Like most people, I like to imagine that I am utterly unique. A true original. An anti-sheep, a lone wolf; a blazer of trails rather than a treader of pre-worn paths; a sternly individual savant whose cultural decisions spring from a peerless inner well of aesthetic instinct rather than being blown from one shiny object to the other by the whimsical winds of common opinion.

I am, of course, totally deluded. As I write this I am wearing an apparently underivative outfit of skinny indigo jeans and silky camel T-shirt; but of course, skinnies have been a ubiquitous emblem of unimaginative fashion slavery since 2005 and the T-shirt is a high street attempt to channel last year’s Chloe catwalk. I am surrounded by Apple technology; I am eating porridge. I am a sitting cliché.

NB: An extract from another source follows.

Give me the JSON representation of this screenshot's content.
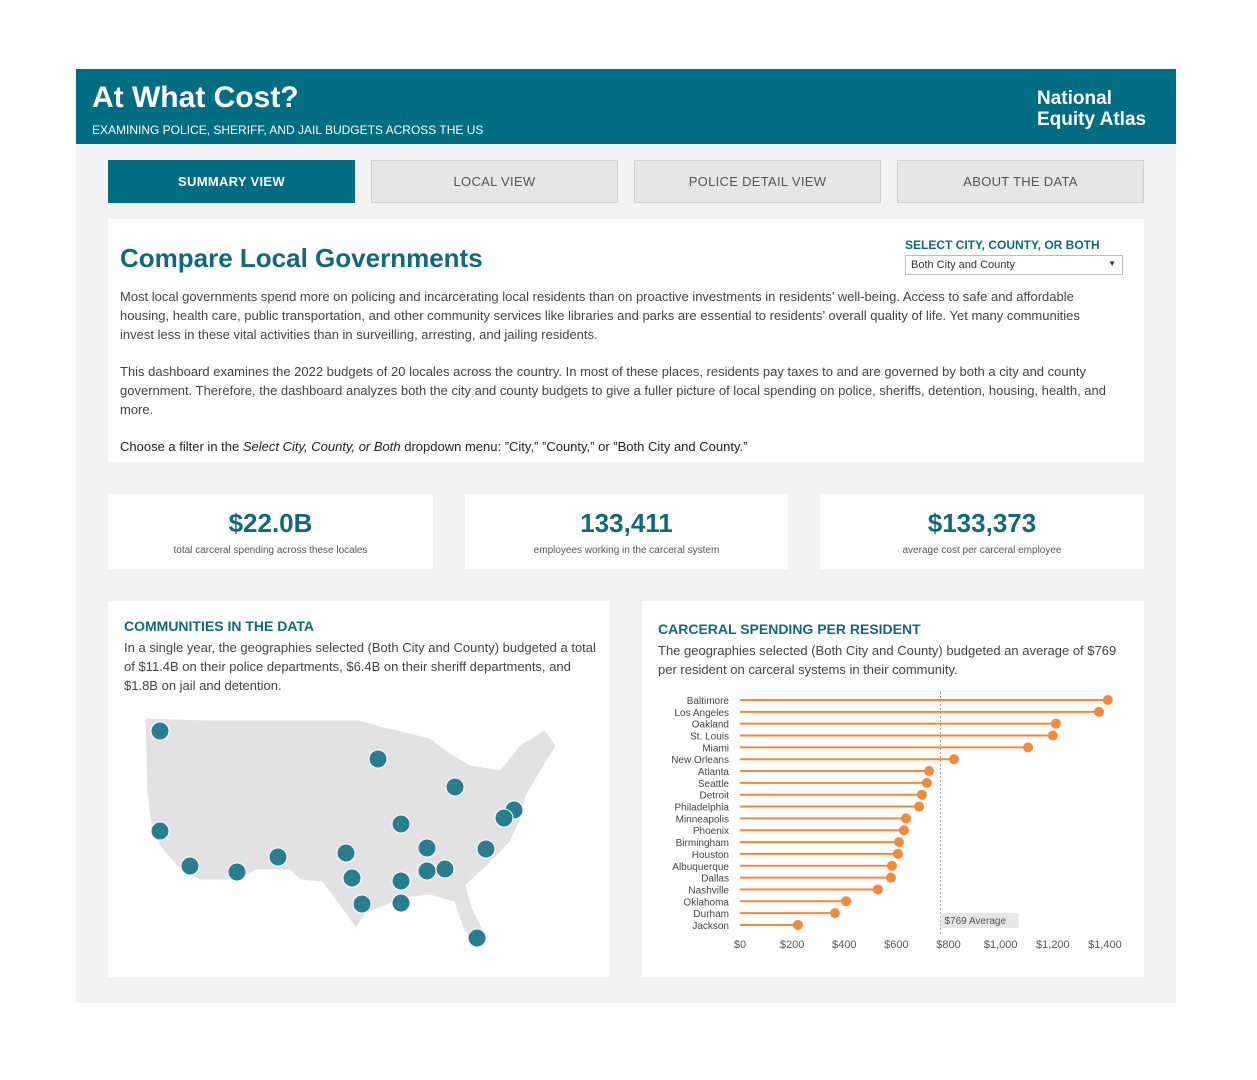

But surely, I protest, my literary choices are less predictable? I am no three-for-two ho or top ten slave. I am currently reading a dog-eared old copy of Anne Enwright’s 2007 novel The Gathering, pilfered from the shelf of a relocating friend. It’s successor, waiting on my desk, will be Stars In My Pocket Like Grains of Sand by Samuel R. Delaney, an 80s sci-fi cult classic pressed upon me by a colleague. Most of my reading recommendations come from word of mouth, and I will purposefully make random selections in bookshops because I like a cover or a title. However, I have a sinking feeling that randomness doesn’t come into it at all. Am I always simply consuming whatever has been deemed ‘it lit’ by some marketing wonk, albeit several years late?